Dieter Breitschwerdt, Astrophysiker von der Technischen Universität (TU) Berlin, beschreibt Genzel als jemanden, der von der Wissenschaft besessen ist, "im positiven Sinne". Das habe er auch von seinen Mitarbeitern erwartet. "Die waren vielleicht nicht immer glücklich darüber. Aber all seine Leute in der Gruppe haben eine gute Karriere gemacht und haben sehr viel gelernt." Zudem habe Genzel immer Fragen gestellt, die an den Kern der Sache gehen. "Er hat weniger Wert darauf gelegt, immer nett und höflich zu sein, sondern war eher wissenschaftlich direkt."

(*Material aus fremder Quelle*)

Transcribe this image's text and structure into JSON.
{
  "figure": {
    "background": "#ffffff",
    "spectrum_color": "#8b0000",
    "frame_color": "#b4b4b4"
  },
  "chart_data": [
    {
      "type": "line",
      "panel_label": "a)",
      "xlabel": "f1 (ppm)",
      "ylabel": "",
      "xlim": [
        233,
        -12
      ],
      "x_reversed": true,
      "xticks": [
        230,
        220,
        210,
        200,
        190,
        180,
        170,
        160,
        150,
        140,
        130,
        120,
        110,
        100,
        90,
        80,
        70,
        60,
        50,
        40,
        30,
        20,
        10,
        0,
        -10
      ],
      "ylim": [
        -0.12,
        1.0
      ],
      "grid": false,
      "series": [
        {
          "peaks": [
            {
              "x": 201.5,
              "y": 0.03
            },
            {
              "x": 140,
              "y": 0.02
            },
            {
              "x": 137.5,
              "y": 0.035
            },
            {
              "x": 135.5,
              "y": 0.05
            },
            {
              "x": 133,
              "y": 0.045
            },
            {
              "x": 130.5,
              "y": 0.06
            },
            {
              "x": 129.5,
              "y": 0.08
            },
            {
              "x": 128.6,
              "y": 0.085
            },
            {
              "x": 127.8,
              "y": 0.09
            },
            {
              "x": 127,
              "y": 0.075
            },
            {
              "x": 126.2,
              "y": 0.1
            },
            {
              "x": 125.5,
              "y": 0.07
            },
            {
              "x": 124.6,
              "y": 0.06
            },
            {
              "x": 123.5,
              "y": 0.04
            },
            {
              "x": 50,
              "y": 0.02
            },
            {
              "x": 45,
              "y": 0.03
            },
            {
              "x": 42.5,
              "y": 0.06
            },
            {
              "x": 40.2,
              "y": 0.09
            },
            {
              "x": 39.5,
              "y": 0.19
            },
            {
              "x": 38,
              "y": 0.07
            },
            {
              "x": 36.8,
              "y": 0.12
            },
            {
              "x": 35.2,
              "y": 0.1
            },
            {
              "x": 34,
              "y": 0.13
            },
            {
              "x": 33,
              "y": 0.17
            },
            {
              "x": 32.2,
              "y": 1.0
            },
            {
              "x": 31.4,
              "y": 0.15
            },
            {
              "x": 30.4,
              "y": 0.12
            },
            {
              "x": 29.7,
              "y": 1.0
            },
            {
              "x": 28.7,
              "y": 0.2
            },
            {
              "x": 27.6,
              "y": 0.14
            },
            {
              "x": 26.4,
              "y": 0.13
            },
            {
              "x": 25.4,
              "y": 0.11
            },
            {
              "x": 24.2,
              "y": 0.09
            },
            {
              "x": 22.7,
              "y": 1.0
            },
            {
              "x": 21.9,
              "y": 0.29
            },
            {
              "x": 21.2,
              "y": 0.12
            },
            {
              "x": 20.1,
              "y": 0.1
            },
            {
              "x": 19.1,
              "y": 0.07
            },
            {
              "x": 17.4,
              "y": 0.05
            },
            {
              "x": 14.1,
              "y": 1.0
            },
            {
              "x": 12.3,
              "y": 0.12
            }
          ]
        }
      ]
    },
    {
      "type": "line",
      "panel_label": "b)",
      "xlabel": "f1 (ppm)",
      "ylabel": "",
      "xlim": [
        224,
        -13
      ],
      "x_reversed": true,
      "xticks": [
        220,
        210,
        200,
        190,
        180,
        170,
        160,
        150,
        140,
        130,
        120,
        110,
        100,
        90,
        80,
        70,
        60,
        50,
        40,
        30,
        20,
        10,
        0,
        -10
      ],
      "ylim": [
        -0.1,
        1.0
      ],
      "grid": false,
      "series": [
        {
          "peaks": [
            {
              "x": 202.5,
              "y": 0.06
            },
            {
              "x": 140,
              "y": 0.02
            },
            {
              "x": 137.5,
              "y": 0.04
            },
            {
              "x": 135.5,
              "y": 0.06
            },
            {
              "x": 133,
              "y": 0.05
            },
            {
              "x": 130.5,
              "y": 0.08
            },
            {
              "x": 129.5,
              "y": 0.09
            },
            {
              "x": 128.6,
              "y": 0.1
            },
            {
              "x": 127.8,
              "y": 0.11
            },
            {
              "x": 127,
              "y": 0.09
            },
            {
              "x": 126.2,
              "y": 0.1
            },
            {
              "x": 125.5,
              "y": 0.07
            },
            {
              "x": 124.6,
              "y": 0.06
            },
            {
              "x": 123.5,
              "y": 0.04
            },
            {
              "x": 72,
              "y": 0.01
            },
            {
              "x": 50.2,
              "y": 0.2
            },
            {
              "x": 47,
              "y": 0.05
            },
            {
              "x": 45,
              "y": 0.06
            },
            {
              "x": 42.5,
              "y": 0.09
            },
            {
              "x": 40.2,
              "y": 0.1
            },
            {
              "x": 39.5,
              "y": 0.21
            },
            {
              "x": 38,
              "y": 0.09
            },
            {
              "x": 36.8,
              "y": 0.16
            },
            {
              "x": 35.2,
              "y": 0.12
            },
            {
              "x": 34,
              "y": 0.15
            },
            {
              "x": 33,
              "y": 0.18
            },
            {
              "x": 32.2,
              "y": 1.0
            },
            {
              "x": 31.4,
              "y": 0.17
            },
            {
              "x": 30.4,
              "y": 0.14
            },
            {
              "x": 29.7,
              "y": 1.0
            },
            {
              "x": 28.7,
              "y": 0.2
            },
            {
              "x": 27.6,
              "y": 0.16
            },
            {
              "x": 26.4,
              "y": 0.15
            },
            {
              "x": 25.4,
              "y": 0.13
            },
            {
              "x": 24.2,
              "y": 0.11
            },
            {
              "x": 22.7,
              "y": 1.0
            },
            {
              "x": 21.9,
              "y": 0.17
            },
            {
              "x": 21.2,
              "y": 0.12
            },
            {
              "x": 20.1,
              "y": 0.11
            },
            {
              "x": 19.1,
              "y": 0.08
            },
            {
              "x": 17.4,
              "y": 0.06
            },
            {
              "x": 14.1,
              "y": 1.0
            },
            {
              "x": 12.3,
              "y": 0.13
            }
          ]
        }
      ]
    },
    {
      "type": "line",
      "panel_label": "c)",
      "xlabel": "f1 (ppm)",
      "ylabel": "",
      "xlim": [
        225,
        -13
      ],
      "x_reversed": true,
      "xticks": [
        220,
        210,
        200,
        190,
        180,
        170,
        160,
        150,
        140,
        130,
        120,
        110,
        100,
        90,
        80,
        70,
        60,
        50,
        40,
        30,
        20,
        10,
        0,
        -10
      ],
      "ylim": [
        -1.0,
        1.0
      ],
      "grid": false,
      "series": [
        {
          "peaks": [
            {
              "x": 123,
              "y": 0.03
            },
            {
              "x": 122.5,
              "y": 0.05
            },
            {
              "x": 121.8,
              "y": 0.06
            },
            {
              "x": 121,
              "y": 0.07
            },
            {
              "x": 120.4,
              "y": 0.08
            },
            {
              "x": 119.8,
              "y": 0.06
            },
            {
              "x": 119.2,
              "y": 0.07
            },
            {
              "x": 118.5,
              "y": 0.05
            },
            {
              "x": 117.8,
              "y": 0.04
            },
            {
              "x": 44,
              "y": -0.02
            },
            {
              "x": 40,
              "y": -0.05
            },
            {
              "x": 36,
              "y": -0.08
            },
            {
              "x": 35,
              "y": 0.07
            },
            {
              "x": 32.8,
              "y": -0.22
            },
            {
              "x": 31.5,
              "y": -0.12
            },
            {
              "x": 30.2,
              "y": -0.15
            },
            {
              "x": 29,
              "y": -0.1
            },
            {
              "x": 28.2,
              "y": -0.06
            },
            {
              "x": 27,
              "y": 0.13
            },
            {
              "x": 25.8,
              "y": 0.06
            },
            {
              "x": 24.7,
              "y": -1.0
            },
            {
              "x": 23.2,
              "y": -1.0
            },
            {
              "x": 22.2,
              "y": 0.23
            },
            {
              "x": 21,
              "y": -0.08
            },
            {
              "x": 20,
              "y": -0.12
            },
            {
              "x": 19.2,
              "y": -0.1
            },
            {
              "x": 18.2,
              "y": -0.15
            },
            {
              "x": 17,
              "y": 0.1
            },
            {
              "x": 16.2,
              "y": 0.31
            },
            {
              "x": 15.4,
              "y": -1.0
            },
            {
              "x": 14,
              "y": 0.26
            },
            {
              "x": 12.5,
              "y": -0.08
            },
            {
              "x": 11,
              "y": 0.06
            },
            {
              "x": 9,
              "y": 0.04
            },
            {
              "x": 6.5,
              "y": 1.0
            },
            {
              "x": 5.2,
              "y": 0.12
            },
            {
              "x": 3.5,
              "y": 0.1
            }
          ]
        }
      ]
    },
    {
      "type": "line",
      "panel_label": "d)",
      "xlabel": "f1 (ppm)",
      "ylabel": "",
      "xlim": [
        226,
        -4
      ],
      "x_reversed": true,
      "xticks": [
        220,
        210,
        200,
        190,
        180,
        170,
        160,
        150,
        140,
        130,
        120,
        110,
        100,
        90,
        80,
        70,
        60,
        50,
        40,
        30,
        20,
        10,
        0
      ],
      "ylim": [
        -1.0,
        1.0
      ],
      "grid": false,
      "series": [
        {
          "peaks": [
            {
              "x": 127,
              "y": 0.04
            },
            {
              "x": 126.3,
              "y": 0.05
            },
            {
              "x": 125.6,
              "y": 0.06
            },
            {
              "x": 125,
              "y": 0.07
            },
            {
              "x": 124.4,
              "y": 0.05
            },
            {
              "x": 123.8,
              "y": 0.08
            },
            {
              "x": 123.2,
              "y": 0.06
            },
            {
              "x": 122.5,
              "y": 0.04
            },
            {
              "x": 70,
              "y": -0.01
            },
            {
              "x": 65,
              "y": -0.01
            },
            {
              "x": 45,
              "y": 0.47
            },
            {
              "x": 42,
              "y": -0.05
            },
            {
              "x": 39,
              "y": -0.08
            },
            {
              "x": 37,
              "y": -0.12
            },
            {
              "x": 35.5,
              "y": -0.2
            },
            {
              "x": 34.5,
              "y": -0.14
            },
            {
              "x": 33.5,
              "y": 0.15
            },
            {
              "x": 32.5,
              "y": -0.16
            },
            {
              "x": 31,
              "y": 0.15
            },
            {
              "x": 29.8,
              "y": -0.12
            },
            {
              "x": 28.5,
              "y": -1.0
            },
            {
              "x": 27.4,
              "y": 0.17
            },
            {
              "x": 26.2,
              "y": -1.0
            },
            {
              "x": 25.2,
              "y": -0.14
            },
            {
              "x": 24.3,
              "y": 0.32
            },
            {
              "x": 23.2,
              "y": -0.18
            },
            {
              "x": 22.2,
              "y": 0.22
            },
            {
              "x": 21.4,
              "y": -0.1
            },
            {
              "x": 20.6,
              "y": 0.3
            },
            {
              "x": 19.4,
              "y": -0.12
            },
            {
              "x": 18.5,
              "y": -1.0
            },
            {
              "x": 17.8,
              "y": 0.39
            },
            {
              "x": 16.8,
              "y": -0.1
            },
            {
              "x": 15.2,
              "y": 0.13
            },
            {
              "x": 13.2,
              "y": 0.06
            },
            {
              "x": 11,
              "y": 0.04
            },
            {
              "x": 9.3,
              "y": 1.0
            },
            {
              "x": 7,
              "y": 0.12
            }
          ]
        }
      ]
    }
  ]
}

Genzel: "Von nix kommt nix"

Nun hat Genzel guten Grund, zu lachen, was er am Dienstag auch ausgiebig tut. Während er vor der versammelten Presse über seine Forschung redet, stiehlt sich immer wieder ein Grinsen in sein Gesicht. Wissenschaft ist Teamarbeit, darauf weist er immer wieder hin. Und man dürfe sich jetzt nicht ausruhen und einschlafen. "Von nix kommt nix". Die junge Generation müsse am Ball bleiben, hart arbeiten und dann könne es auch weitergehen. Auch auf ihn selbst warten unruhige Zeiten, "dass ich auf allen Dinners erscheinen soll". Aber da gebe es ja noch diese Pandemie. "Da kann ich auch mal sagen, ich komme nicht".